Section 4: Other Officers
The Board of Directors may elect or appoint other officers, agents and employees as it shall deem necessary and desirable. They shall hold their offices for such terms and have such authority and perform such duties as shall be determined by the Board of Directors
Section 5: Resignation, Termination and Absences
Resignation from the Board must be in writing and received by the Secretary. A Board member shall be dropped for excess absences from the Board if s/he has three unexcused absences from Board meetings in a year. A Board member may be removed for other reasons by a three-fourths vote of the remaining directors.
ARTICLE VII – CORPORATE INDEMNITY
This corporation will indemnify to the fullest extent not prohibited by law, any person who is made or threatened to be made a party to an action, suit or other proceeding, by reason of the fact that the person is or was a director or officer of the corporation or a fiduciary within the meaning of the Employee Retirement Income Security Act (or its corresponding future provisions) with respect to any employee benefit plan of the corporation.
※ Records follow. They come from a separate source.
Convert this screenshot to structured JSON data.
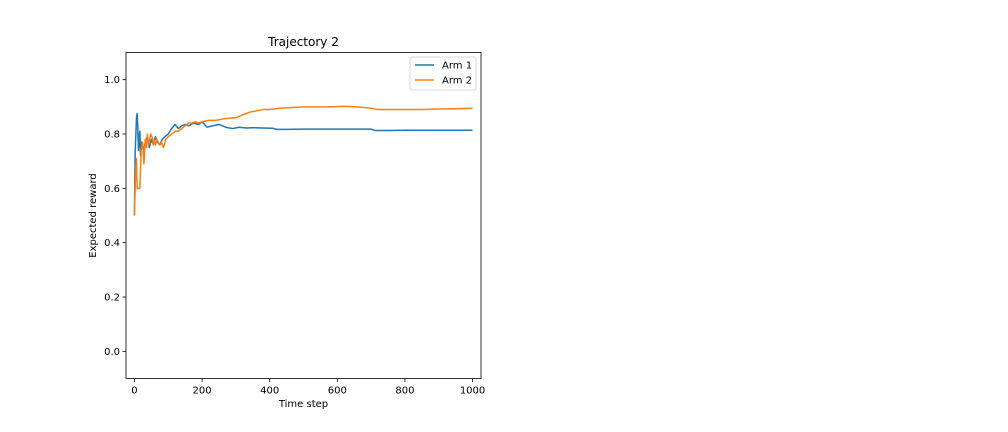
{
  "chart_data": {
    "type": "line",
    "title": "Trajectory 2",
    "xlabel": "Time step",
    "ylabel": "Expected reward",
    "xlim": [
      -25,
      1025
    ],
    "ylim": [
      -0.1,
      1.1
    ],
    "xticks": [
      0,
      200,
      400,
      600,
      800,
      1000
    ],
    "yticks": [
      0.0,
      0.2,
      0.4,
      0.6,
      0.8,
      1.0
    ],
    "xtick_labels": [
      "0",
      "200",
      "400",
      "600",
      "800",
      "1000"
    ],
    "ytick_labels": [
      "0.0",
      "0.2",
      "0.4",
      "0.6",
      "0.8",
      "1.0"
    ],
    "grid": false,
    "legend_position": "top-right",
    "series": [
      {
        "name": "Arm 1",
        "color": "#1f77b4",
        "x": [
          0,
          2,
          4,
          6,
          8,
          10,
          12,
          14,
          16,
          18,
          20,
          24,
          28,
          32,
          38,
          44,
          50,
          56,
          62,
          68,
          75,
          82,
          90,
          100,
          110,
          120,
          130,
          140,
          150,
          160,
          175,
          190,
          200,
          215,
          230,
          250,
          270,
          290,
          310,
          330,
          350,
          380,
          410,
          420,
          450,
          500,
          550,
          600,
          650,
          700,
          710,
          750,
          800,
          850,
          900,
          950,
          1000
        ],
        "values": [
          0.5,
          0.73,
          0.79,
          0.86,
          0.875,
          0.82,
          0.74,
          0.79,
          0.81,
          0.72,
          0.77,
          0.76,
          0.74,
          0.77,
          0.79,
          0.75,
          0.78,
          0.76,
          0.79,
          0.77,
          0.76,
          0.78,
          0.79,
          0.8,
          0.82,
          0.835,
          0.82,
          0.83,
          0.835,
          0.83,
          0.84,
          0.835,
          0.845,
          0.825,
          0.83,
          0.835,
          0.825,
          0.82,
          0.825,
          0.822,
          0.823,
          0.822,
          0.821,
          0.817,
          0.817,
          0.818,
          0.818,
          0.818,
          0.818,
          0.818,
          0.813,
          0.813,
          0.814,
          0.814,
          0.814,
          0.814,
          0.814
        ]
      },
      {
        "name": "Arm 2",
        "color": "#ff7f0e",
        "x": [
          0,
          2,
          4,
          6,
          8,
          12,
          16,
          20,
          24,
          28,
          32,
          36,
          38,
          42,
          48,
          52,
          56,
          58,
          62,
          66,
          70,
          76,
          80,
          86,
          92,
          100,
          110,
          120,
          130,
          140,
          150,
          160,
          170,
          180,
          190,
          200,
          220,
          240,
          260,
          280,
          300,
          320,
          340,
          360,
          380,
          400,
          430,
          460,
          500,
          540,
          580,
          620,
          660,
          700,
          720,
          760,
          800,
          850,
          900,
          950,
          1000
        ],
        "values": [
          0.5,
          0.6,
          0.67,
          0.71,
          0.6,
          0.6,
          0.6,
          0.74,
          0.77,
          0.69,
          0.78,
          0.75,
          0.8,
          0.76,
          0.8,
          0.79,
          0.76,
          0.78,
          0.76,
          0.78,
          0.77,
          0.76,
          0.77,
          0.75,
          0.78,
          0.79,
          0.8,
          0.81,
          0.81,
          0.82,
          0.83,
          0.84,
          0.84,
          0.845,
          0.84,
          0.845,
          0.85,
          0.85,
          0.855,
          0.858,
          0.86,
          0.87,
          0.88,
          0.885,
          0.89,
          0.89,
          0.895,
          0.897,
          0.9,
          0.9,
          0.9,
          0.902,
          0.9,
          0.895,
          0.89,
          0.89,
          0.89,
          0.89,
          0.892,
          0.893,
          0.895
        ]
      }
    ]
  }
}
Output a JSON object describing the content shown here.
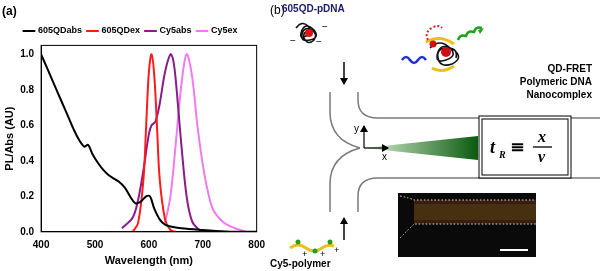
{
  "chart_data": {
    "type": "line",
    "title": "(a)",
    "x_label": "Wavelength (nm)",
    "y_label": "PL/Abs (AU)",
    "xlim": [
      400,
      800
    ],
    "xticks": [
      400,
      500,
      600,
      700,
      800
    ],
    "ylim": [
      0,
      1.05
    ],
    "yticks": [
      {
        "value": 0,
        "label": "0.0"
      },
      {
        "value": 0.2,
        "label": "0.2"
      },
      {
        "value": 0.4,
        "label": "0.4"
      },
      {
        "value": 0.6,
        "label": "0.6"
      },
      {
        "value": 0.8,
        "label": "0.8"
      },
      {
        "value": 1,
        "label": "1.0"
      }
    ],
    "grid": false,
    "legend": "top",
    "series": [
      {
        "name": "605QDabs",
        "color": "#000000",
        "x": [
          400,
          410,
          420,
          430,
          440,
          450,
          460,
          470,
          480,
          487,
          495,
          505,
          515,
          525,
          535,
          545,
          555,
          565,
          575,
          585,
          595,
          602,
          610,
          620,
          630,
          640,
          660,
          700,
          750,
          800
        ],
        "values": [
          1.0,
          0.93,
          0.86,
          0.79,
          0.72,
          0.65,
          0.58,
          0.52,
          0.48,
          0.49,
          0.44,
          0.39,
          0.35,
          0.32,
          0.3,
          0.28,
          0.25,
          0.2,
          0.16,
          0.17,
          0.2,
          0.2,
          0.13,
          0.07,
          0.04,
          0.03,
          0.02,
          0.01,
          0.0,
          0.0
        ]
      },
      {
        "name": "605QDex",
        "color": "#ff1a1a",
        "x": [
          570,
          580,
          590,
          595,
          600,
          605,
          610,
          615,
          620,
          630,
          640,
          650
        ],
        "values": [
          0.0,
          0.05,
          0.3,
          0.6,
          0.9,
          1.0,
          0.88,
          0.6,
          0.3,
          0.07,
          0.01,
          0.0
        ]
      },
      {
        "name": "Cy5abs",
        "color": "#8b1a8b",
        "x": [
          550,
          570,
          580,
          590,
          600,
          605,
          612,
          620,
          630,
          640,
          645,
          650,
          660,
          670,
          680,
          690,
          700
        ],
        "values": [
          0.02,
          0.08,
          0.18,
          0.35,
          0.55,
          0.6,
          0.62,
          0.72,
          0.9,
          1.0,
          0.97,
          0.85,
          0.5,
          0.2,
          0.06,
          0.02,
          0.0
        ]
      },
      {
        "name": "Cy5ex",
        "color": "#f07af0",
        "x": [
          630,
          640,
          650,
          660,
          670,
          680,
          690,
          700,
          710,
          720,
          740,
          760,
          780
        ],
        "values": [
          0.05,
          0.2,
          0.5,
          0.82,
          1.0,
          0.88,
          0.6,
          0.38,
          0.22,
          0.12,
          0.05,
          0.02,
          0.0
        ]
      }
    ]
  },
  "diagram": {
    "panel_label": "(b)",
    "inlets": [
      {
        "label": "605QD-pDNA",
        "charge": "−"
      },
      {
        "label": "Cy5-polymer",
        "charge": "+"
      }
    ],
    "product": {
      "lines": [
        "QD-FRET",
        "Polymeric DNA",
        "Nanocomplex"
      ]
    },
    "axes": {
      "x": "x",
      "y": "y"
    },
    "equation": {
      "symbol": "t",
      "subscript": "R",
      "relation": "≡",
      "numerator": "x",
      "denominator": "v"
    }
  }
}
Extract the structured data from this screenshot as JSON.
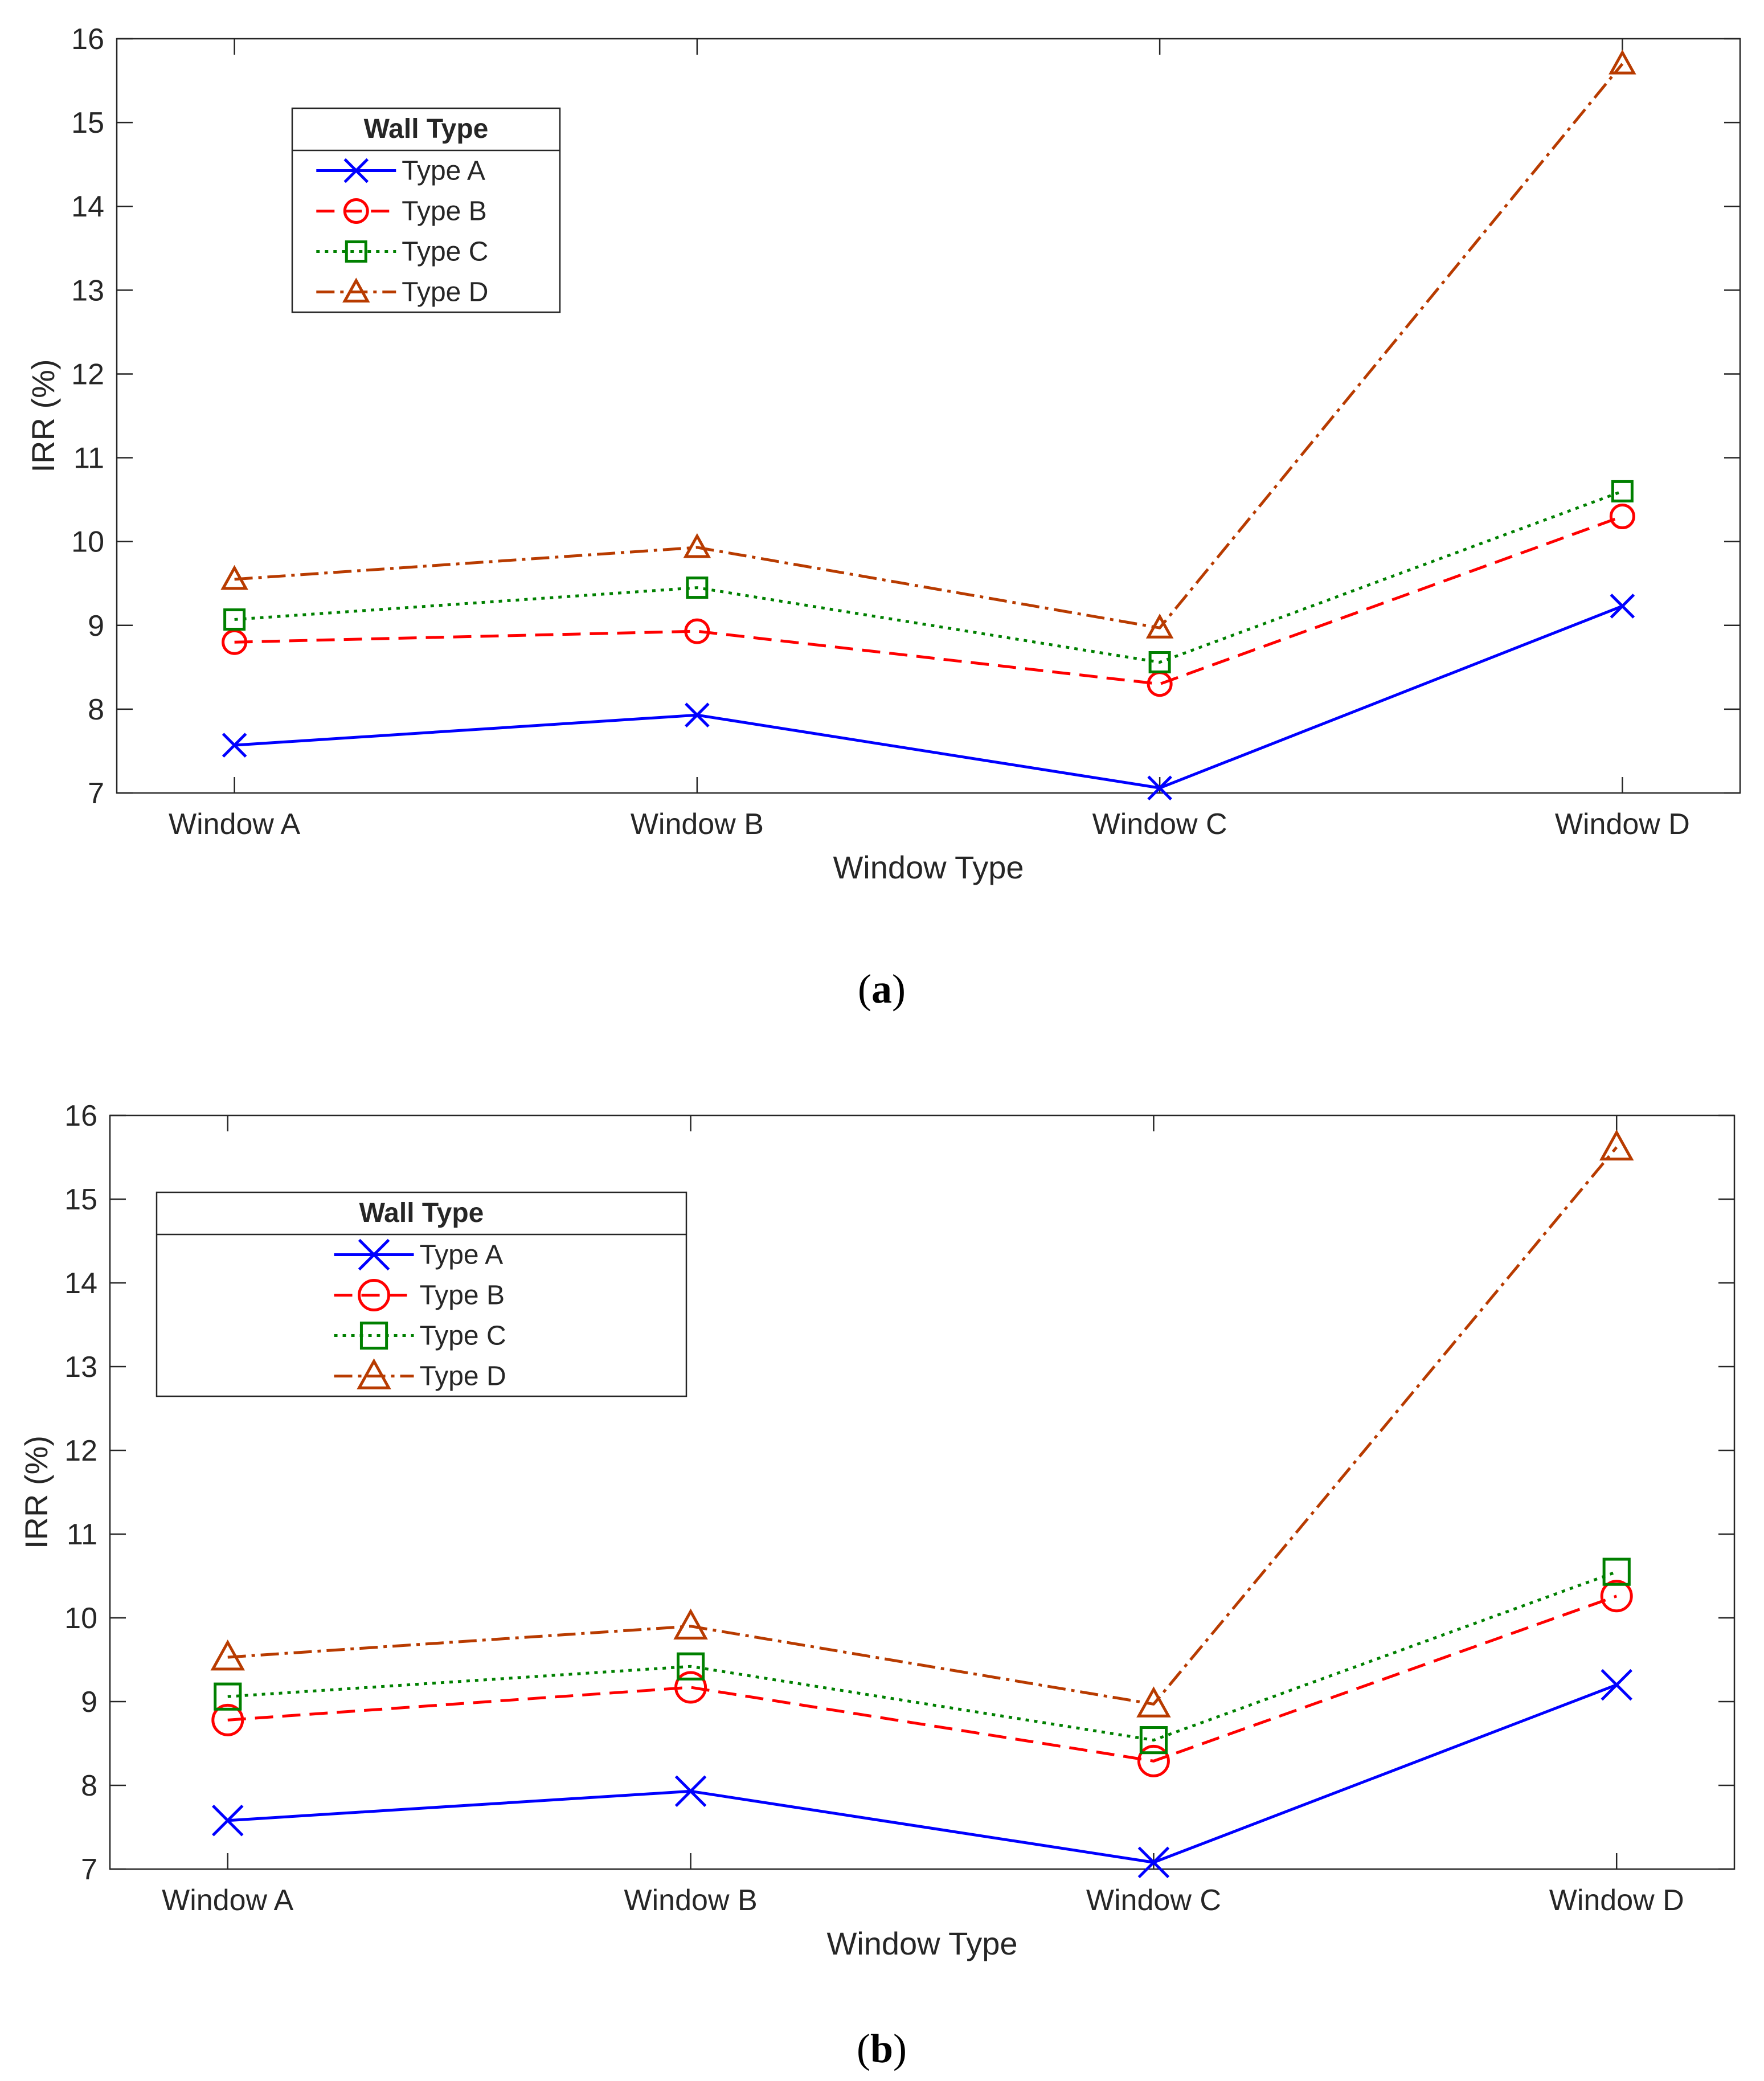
{
  "chart_data": [
    {
      "type": "line",
      "caption_letter": "a",
      "categories": [
        "Window A",
        "Window B",
        "Window C",
        "Window D"
      ],
      "xlabel": "Window Type",
      "ylabel": "IRR (%)",
      "ylim": [
        7,
        16
      ],
      "yticks": [
        "7",
        "8",
        "9",
        "10",
        "11",
        "12",
        "13",
        "14",
        "15",
        "16"
      ],
      "legend_title": "Wall Type",
      "legend_position": "top-left",
      "series": [
        {
          "name": "Type A",
          "values": [
            7.57,
            7.93,
            7.06,
            9.23
          ],
          "color": "#0000ff",
          "dash": "solid",
          "marker": "x"
        },
        {
          "name": "Type B",
          "values": [
            8.8,
            8.93,
            8.3,
            10.3
          ],
          "color": "#ff0000",
          "dash": "dashed",
          "marker": "circle"
        },
        {
          "name": "Type C",
          "values": [
            9.07,
            9.45,
            8.56,
            10.6
          ],
          "color": "#008000",
          "dash": "dotted",
          "marker": "square"
        },
        {
          "name": "Type D",
          "values": [
            9.55,
            9.93,
            8.97,
            15.7
          ],
          "color": "#b83b00",
          "dash": "dashdot",
          "marker": "triangle"
        }
      ]
    },
    {
      "type": "line",
      "caption_letter": "b",
      "categories": [
        "Window A",
        "Window B",
        "Window C",
        "Window D"
      ],
      "xlabel": "Window Type",
      "ylabel": "IRR (%)",
      "ylim": [
        7,
        16
      ],
      "yticks": [
        "7",
        "8",
        "9",
        "10",
        "11",
        "12",
        "13",
        "14",
        "15",
        "16"
      ],
      "legend_title": "Wall Type",
      "legend_position": "top-left",
      "series": [
        {
          "name": "Type A",
          "values": [
            7.58,
            7.93,
            7.08,
            9.2
          ],
          "color": "#0000ff",
          "dash": "solid",
          "marker": "x"
        },
        {
          "name": "Type B",
          "values": [
            8.78,
            9.17,
            8.29,
            10.26
          ],
          "color": "#ff0000",
          "dash": "dashed",
          "marker": "circle"
        },
        {
          "name": "Type C",
          "values": [
            9.06,
            9.42,
            8.54,
            10.55
          ],
          "color": "#008000",
          "dash": "dotted",
          "marker": "square"
        },
        {
          "name": "Type D",
          "values": [
            9.53,
            9.9,
            8.97,
            15.62
          ],
          "color": "#b83b00",
          "dash": "dashdot",
          "marker": "triangle"
        }
      ]
    }
  ]
}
No amendment to this Article that limits the corporation’s obligation to indemnify any person shall have any effect on such obligation for any act or omission that occurs prior to the later of the effective date of the amendment or the date notice of the amendment is given to the person. The corporation shall interpret this indemnification provision to extend to all persons covered by its provisions the most liberal possible indemnification –substantively, procedurally and otherwise.
ARTICLE VIII – AMENDMENTS TO BYLAWS
These Bylaws may be amended or repealed, and new Bylaws adopted, by the Board of Directors by a majority vote of Directors present, if a quorum is present. Any amendment to the Bylaws to increase the quorum required for any member action or to add to, change or delete the vote required for any member action must be approved by the members. Proposed amendments must be submitted to the Secretary. Prior to the adoption of the amendment, each Director shall be given at least two days notice of the date, time and place of the meeting at which the proposed amendment is to be considered, and the notice shall state that one of the purposes of the meeting is to consider a proposed amendment to the Bylaws and shall contain a copy of the proposed amendment.
These Bylaws were adopted on: September 28, 2006.